Selasa, 06 Januari 2015 – 06:03 WIB
Mempersiapkan alat menyelam di atas geladak kapal. Foto: Jawa Pos/dok.JPNN

jpnn.com - JAKARTA - Pekatnya lumpur di dasar laut, menghambat proses pencarian korban dan black box pesawat Air Asia QZ8501.

Menurut Mantan Kepala Basarnas Nono Sampono, pulau yang memiliki sungai-sungai besar seperti Pangkalan Bun, Kalimantan Tengah, memang memiliki karakteristik laut yang berlumpur.

BACA JUGA: Pesawat Menabrak Awan, Menukik, Blaarrrr...

"Karena, sungai-sungai tersebut membawa lumpur yang kemudian menyebar di sekitar perairan lokasi jatuhnya pesawat tersebut. Jadi kondisi seperti itu memang menyulitkan karena di dasar kondisinya cenderung keruh. Itu cukup menyulitkan para penyelam dalam melakukan evakuasi," papar Nono pada Jawa Pos, kemarin (5/1).

Untuk itu, anggota Dewan Perwakilan Daerah (DPD)dari Provinsi Maluku Utara itu menyarankan penggunaan teknologi yang maksimal untuk membantu proses evakuasi.
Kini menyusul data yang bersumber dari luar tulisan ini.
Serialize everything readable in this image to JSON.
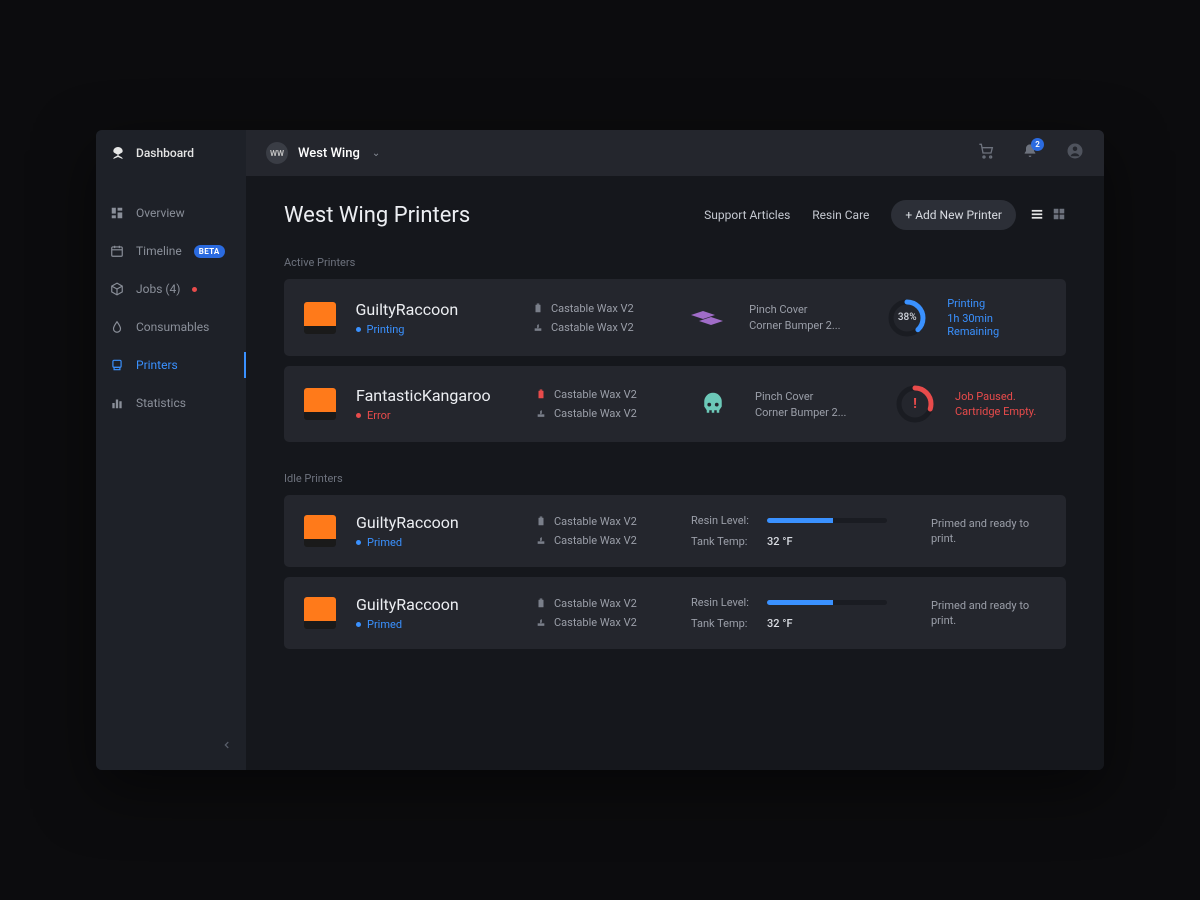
{
  "sidebar": {
    "title": "Dashboard",
    "items": [
      {
        "label": "Overview"
      },
      {
        "label": "Timeline",
        "badge": "BETA"
      },
      {
        "label": "Jobs (4)",
        "dot": true
      },
      {
        "label": "Consumables"
      },
      {
        "label": "Printers"
      },
      {
        "label": "Statistics"
      }
    ]
  },
  "topbar": {
    "org_initials": "WW",
    "org_name": "West Wing",
    "notif_count": "2"
  },
  "header": {
    "title": "West Wing Printers",
    "links": {
      "support": "Support Articles",
      "care": "Resin Care"
    },
    "add_btn": "+ Add New Printer"
  },
  "sections": {
    "active_label": "Active Printers",
    "idle_label": "Idle Printers"
  },
  "active": [
    {
      "name": "GuiltyRaccoon",
      "status": "Printing",
      "status_class": "printing",
      "mat1": "Castable Wax V2",
      "mat2": "Castable Wax V2",
      "mat1_red": false,
      "file1": "Pinch Cover",
      "file2": "Corner Bumper 2...",
      "model_color": "#a06cc8",
      "model_type": "blocks",
      "progress_pct": 38,
      "progress_label": "38%",
      "job_l1": "Printing",
      "job_l2": "1h 30min Remaining",
      "error": false
    },
    {
      "name": "FantasticKangaroo",
      "status": "Error",
      "status_class": "error",
      "mat1": "Castable Wax V2",
      "mat2": "Castable Wax V2",
      "mat1_red": true,
      "file1": "Pinch Cover",
      "file2": "Corner Bumper 2...",
      "model_color": "#6cc8b8",
      "model_type": "skull",
      "progress_pct": 30,
      "progress_label": "!",
      "job_l1": "Job Paused.",
      "job_l2": "Cartridge Empty.",
      "error": true
    }
  ],
  "idle": [
    {
      "name": "GuiltyRaccoon",
      "status": "Primed",
      "mat1": "Castable Wax V2",
      "mat2": "Castable Wax V2",
      "resin_label": "Resin Level:",
      "resin_pct": 55,
      "temp_label": "Tank Temp:",
      "temp_value": "32 °F",
      "msg": "Primed and ready to print."
    },
    {
      "name": "GuiltyRaccoon",
      "status": "Primed",
      "mat1": "Castable Wax V2",
      "mat2": "Castable Wax V2",
      "resin_label": "Resin Level:",
      "resin_pct": 55,
      "temp_label": "Tank Temp:",
      "temp_value": "32 °F",
      "msg": "Primed and ready to print."
    }
  ]
}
BACA JUGA: Kapal Ikan Angkut 10 Karung Sabu Senilai Rp 1,6 Triliun

Dia menyebut ada empat alat yang bisa digunakan untuk mendeteksi keberadaan tubuh korban, bangkai pesawat hingga black box.

Yang pertama, penggunaan Remotely Operated Vehicle (ROV) yang merupakan robot dengan kemampuan mengamati benda di lautan dan dikendalikan dengan remote control secara langsung dari atas permukan air.

BACA JUGA: Dikritik AS, Ini Tanggapan Kepala Basarnas

Di samping ROV, lanjut Nono, juga bisa digunakan multibeam echosounder. Alat tersebut berfungsi untuk mengukur kedalaman perariran hingga mengetahui bentuk dasar suatu perairan dengan menggunakan sistem gema.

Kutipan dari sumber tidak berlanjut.